Semiconductors are the backbone of our world and the technology that runs our lives, businesses, health systems, entertainment, and more. They do an incredible number of often unappreciated tasks from conducting electricity to processing information

While we have semiconductors to thank for so much in our lives, for them to function in the cell phones we keep in our pockets or the laptops in our bags, they have to be tiny. That, combined with the way the technology works, makes semiconductors very susceptible to contamination during the manufacturing process. Let’s take a deeper look at exactly why that is.


Semiconductors are characterised by their small size and intricate structures. As technology advances, the size of semiconductor devices continues to shrink, with components reaching nanoscale dimensions. Even a tiny particle or impurity on the surface of a semiconductor can have a significant impact on its functionality. Contamination can disrupt the precise patterns and structures within the semiconductor, leading to defects, electrical malfunctions, or complete failure.
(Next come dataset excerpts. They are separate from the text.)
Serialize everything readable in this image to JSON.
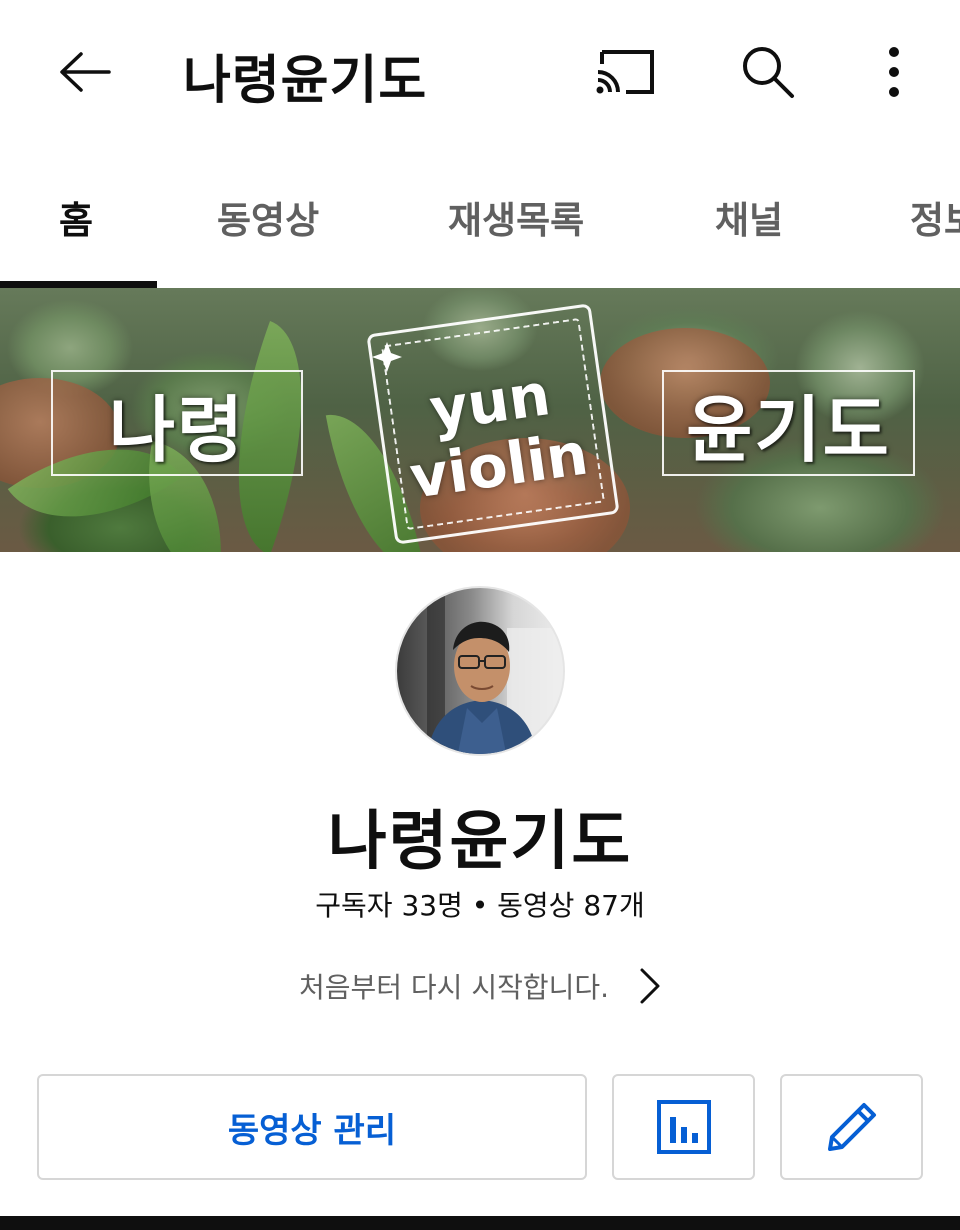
{
  "header": {
    "title": "나령윤기도",
    "icons": [
      "back-arrow-icon",
      "cast-icon",
      "search-icon",
      "more-vert-icon"
    ]
  },
  "tabs": [
    {
      "label": "홈",
      "active": true
    },
    {
      "label": "동영상",
      "active": false
    },
    {
      "label": "재생목록",
      "active": false
    },
    {
      "label": "채널",
      "active": false
    },
    {
      "label": "정보",
      "active": false
    }
  ],
  "banner": {
    "left_text": "나령",
    "stamp_line1": "yun",
    "stamp_line2": "violin",
    "right_text": "윤기도"
  },
  "channel": {
    "name": "나령윤기도",
    "stats": "구독자 33명 • 동영상 87개",
    "description": "처음부터 다시 시작합니다."
  },
  "actions": {
    "manage_label": "동영상 관리",
    "analytics_icon": "bar-chart-icon",
    "edit_icon": "pencil-icon"
  },
  "colors": {
    "accent": "#065fd4",
    "text_primary": "#0f0f0f",
    "text_secondary": "#606060",
    "border": "#d6d6d6"
  }
}
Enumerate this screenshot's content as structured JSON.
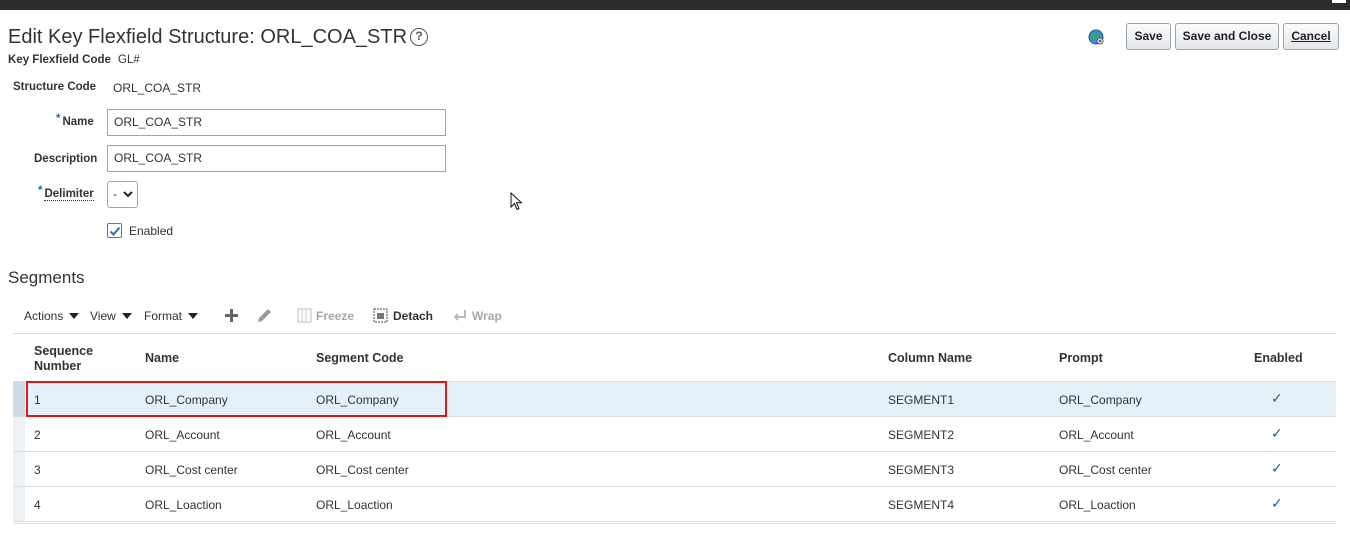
{
  "header": {
    "title": "Edit Key Flexfield Structure: ORL_COA_STR",
    "help": "?"
  },
  "buttons": {
    "save": "Save",
    "save_close": "Save and Close",
    "cancel": "Cancel"
  },
  "form": {
    "kf_code_label": "Key Flexfield Code",
    "kf_code_value": "GL#",
    "structure_code_label": "Structure Code",
    "structure_code_value": "ORL_COA_STR",
    "name_label": "Name",
    "name_value": "ORL_COA_STR",
    "description_label": "Description",
    "description_value": "ORL_COA_STR",
    "delimiter_label": "Delimiter",
    "delimiter_value": "-",
    "enabled_label": "Enabled",
    "enabled_checked": true,
    "required_mark": "*"
  },
  "segments": {
    "title": "Segments",
    "toolbar": {
      "actions": "Actions",
      "view": "View",
      "format": "Format",
      "freeze": "Freeze",
      "detach": "Detach",
      "wrap": "Wrap"
    },
    "columns": {
      "seq_line1": "Sequence",
      "seq_line2": "Number",
      "name": "Name",
      "segment_code": "Segment Code",
      "column_name": "Column Name",
      "prompt": "Prompt",
      "enabled": "Enabled"
    },
    "rows": [
      {
        "seq": "1",
        "name": "ORL_Company",
        "code": "ORL_Company",
        "column": "SEGMENT1",
        "prompt": "ORL_Company",
        "enabled": "✓"
      },
      {
        "seq": "2",
        "name": "ORL_Account",
        "code": "ORL_Account",
        "column": "SEGMENT2",
        "prompt": "ORL_Account",
        "enabled": "✓"
      },
      {
        "seq": "3",
        "name": "ORL_Cost center",
        "code": "ORL_Cost center",
        "column": "SEGMENT3",
        "prompt": "ORL_Cost center",
        "enabled": "✓"
      },
      {
        "seq": "4",
        "name": "ORL_Loaction",
        "code": "ORL_Loaction",
        "column": "SEGMENT4",
        "prompt": "ORL_Loaction",
        "enabled": "✓"
      }
    ]
  },
  "colors": {
    "selected_row": "#e4f0fa",
    "highlight": "#e01818",
    "required": "#1a6fb3"
  }
}
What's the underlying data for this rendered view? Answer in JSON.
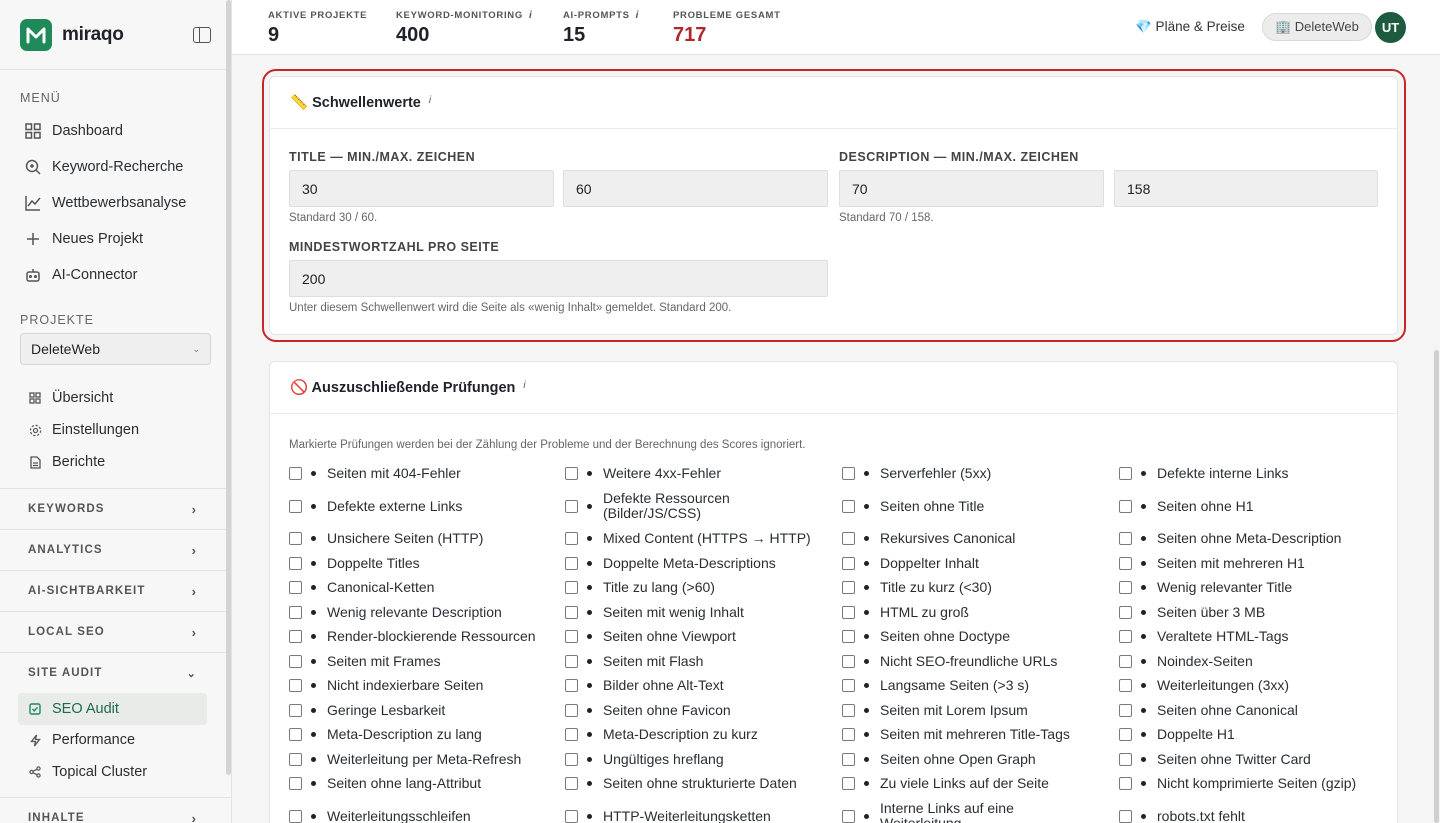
{
  "app": {
    "name": "miraqo"
  },
  "sidebar": {
    "menu_title": "MENÜ",
    "menu": [
      {
        "label": "Dashboard",
        "icon": "grid-icon"
      },
      {
        "label": "Keyword-Recherche",
        "icon": "search-icon"
      },
      {
        "label": "Wettbewerbsanalyse",
        "icon": "chart-line-icon"
      },
      {
        "label": "Neues Projekt",
        "icon": "plus-icon"
      },
      {
        "label": "AI-Connector",
        "icon": "robot-icon"
      }
    ],
    "projects_title": "PROJEKTE",
    "project_select": "DeleteWeb",
    "project_items": [
      {
        "label": "Übersicht",
        "icon": "grid-icon"
      },
      {
        "label": "Einstellungen",
        "icon": "gear-icon"
      },
      {
        "label": "Berichte",
        "icon": "document-icon"
      }
    ],
    "groups": [
      "KEYWORDS",
      "ANALYTICS",
      "AI-SICHTBARKEIT",
      "LOCAL SEO"
    ],
    "site_audit": {
      "title": "SITE AUDIT",
      "items": [
        {
          "label": "SEO Audit",
          "icon": "check-square-icon",
          "active": true
        },
        {
          "label": "Performance",
          "icon": "bolt-icon"
        },
        {
          "label": "Topical Cluster",
          "icon": "share-icon"
        }
      ]
    },
    "inhalte": "INHALTE"
  },
  "topbar": {
    "kpis": [
      {
        "label": "AKTIVE PROJEKTE",
        "value": "9",
        "info": ""
      },
      {
        "label": "KEYWORD-MONITORING",
        "value": "400",
        "info": "i"
      },
      {
        "label": "AI-PROMPTS",
        "value": "15",
        "info": "i"
      },
      {
        "label": "PROBLEME GESAMT",
        "value": "717",
        "info": ""
      }
    ],
    "plans": "💎 Pläne & Preise",
    "project": "🏢 DeleteWeb",
    "avatar": "UT",
    "colors": {
      "problems": "#b3262d",
      "avatar": "#1d5b3f",
      "brand": "#1e8a5a"
    }
  },
  "thresholds": {
    "title": "📏 Schwellenwerte",
    "info": "i",
    "title_label": "TITLE — MIN./MAX. ZEICHEN",
    "title_min": "30",
    "title_max": "60",
    "title_hint": "Standard 30 / 60.",
    "desc_label": "DESCRIPTION — MIN./MAX. ZEICHEN",
    "desc_min": "70",
    "desc_max": "158",
    "desc_hint": "Standard 70 / 158.",
    "words_label": "MINDESTWORTZAHL PRO SEITE",
    "words_value": "200",
    "words_hint": "Unter diesem Schwellenwert wird die Seite als «wenig Inhalt» gemeldet. Standard 200."
  },
  "exclusions": {
    "title": "🚫 Auszuschließende Prüfungen",
    "info": "i",
    "description": "Markierte Prüfungen werden bei der Zählung der Probleme und der Berechnung des Scores ignoriert.",
    "rows": [
      [
        "Seiten mit 404-Fehler",
        "Weitere 4xx-Fehler",
        "Serverfehler (5xx)",
        "Defekte interne Links"
      ],
      [
        "Defekte externe Links",
        "Defekte Ressourcen (Bilder/JS/CSS)",
        "Seiten ohne Title",
        "Seiten ohne H1"
      ],
      [
        "Unsichere Seiten (HTTP)",
        "Mixed Content (HTTPS → HTTP)",
        "Rekursives Canonical",
        "Seiten ohne Meta-Description"
      ],
      [
        "Doppelte Titles",
        "Doppelte Meta-Descriptions",
        "Doppelter Inhalt",
        "Seiten mit mehreren H1"
      ],
      [
        "Canonical-Ketten",
        "Title zu lang (>60)",
        "Title zu kurz (<30)",
        "Wenig relevanter Title"
      ],
      [
        "Wenig relevante Description",
        "Seiten mit wenig Inhalt",
        "HTML zu groß",
        "Seiten über 3 MB"
      ],
      [
        "Render-blockierende Ressourcen",
        "Seiten ohne Viewport",
        "Seiten ohne Doctype",
        "Veraltete HTML-Tags"
      ],
      [
        "Seiten mit Frames",
        "Seiten mit Flash",
        "Nicht SEO-freundliche URLs",
        "Noindex-Seiten"
      ],
      [
        "Nicht indexierbare Seiten",
        "Bilder ohne Alt-Text",
        "Langsame Seiten (>3 s)",
        "Weiterleitungen (3xx)"
      ],
      [
        "Geringe Lesbarkeit",
        "Seiten ohne Favicon",
        "Seiten mit Lorem Ipsum",
        "Seiten ohne Canonical"
      ],
      [
        "Meta-Description zu lang",
        "Meta-Description zu kurz",
        "Seiten mit mehreren Title-Tags",
        "Doppelte H1"
      ],
      [
        "Weiterleitung per Meta-Refresh",
        "Ungültiges hreflang",
        "Seiten ohne Open Graph",
        "Seiten ohne Twitter Card"
      ],
      [
        "Seiten ohne lang-Attribut",
        "Seiten ohne strukturierte Daten",
        "Zu viele Links auf der Seite",
        "Nicht komprimierte Seiten (gzip)"
      ],
      [
        "Weiterleitungsschleifen",
        "HTTP-Weiterleitungsketten",
        "Interne Links auf eine Weiterleitung",
        "robots.txt fehlt"
      ]
    ]
  }
}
Electric Field Interactions

Semiconductors rely on precise electrical properties to function correctly. Contaminants can alter the electrical characteristics by interfering with the electric fields within the semiconductor. Even a small particle or impurity can create localised electric fields that deviate from the desired behaviour, affecting the performance and reliability of the semiconductor device. Unintended electric field interactions caused by contamination can result in reduced signal quality, increased power consumption, or even short circuits.

Thermal Effects

Semiconductor devices generate heat during operation, and effective heat dissipation is critical for their performance and reliability. Contamination, such as dust or foreign particles, can impede heat transfer or act as thermal insulators, leading to elevated temperatures in localised areas. High temperatures can degrade the performance of semiconductors, alter their electrical characteristics, and potentially cause thermal damage or device failure.

Chemical Reactions

Semiconductors can undergo chemical reactions with certain contaminants. Moisture, gasses, or chemicals can react with the semiconductor materials, leading to the formation of unwanted compounds or corrosion. These reactions can change the material properties, alter the conductivity, introduce impurity levels, or induce structural defects, thereby degrading the semiconductor’s performance or rendering it non-functional.

Surface Contamination

The surfaces of semiconductors are particularly vulnerable to contamination. Particles, like dust, oils, or residues, that accumulate on the surface can create barriers or insulating layers that interfere with electrical connections or impede heat dissipation. Surface contamination can affect the bonding processes, alter the adhesion properties, or introduce defects in the semiconductor’s thin films or layers, compromising device functionality.

Manufacturing Processes

Semiconductor fabrication involves multiple complex manufacturing processes, such as photolithography, deposition, etching, and wafer handling. Each step presents opportunities for contamination to occur. Even minor deviations in process parameters, improper handling, or inadequate cleanliness controls can introduce contaminants. Contamination at any stage of the manufacturing process can result in defective devices, yield losses, or compromised device performance.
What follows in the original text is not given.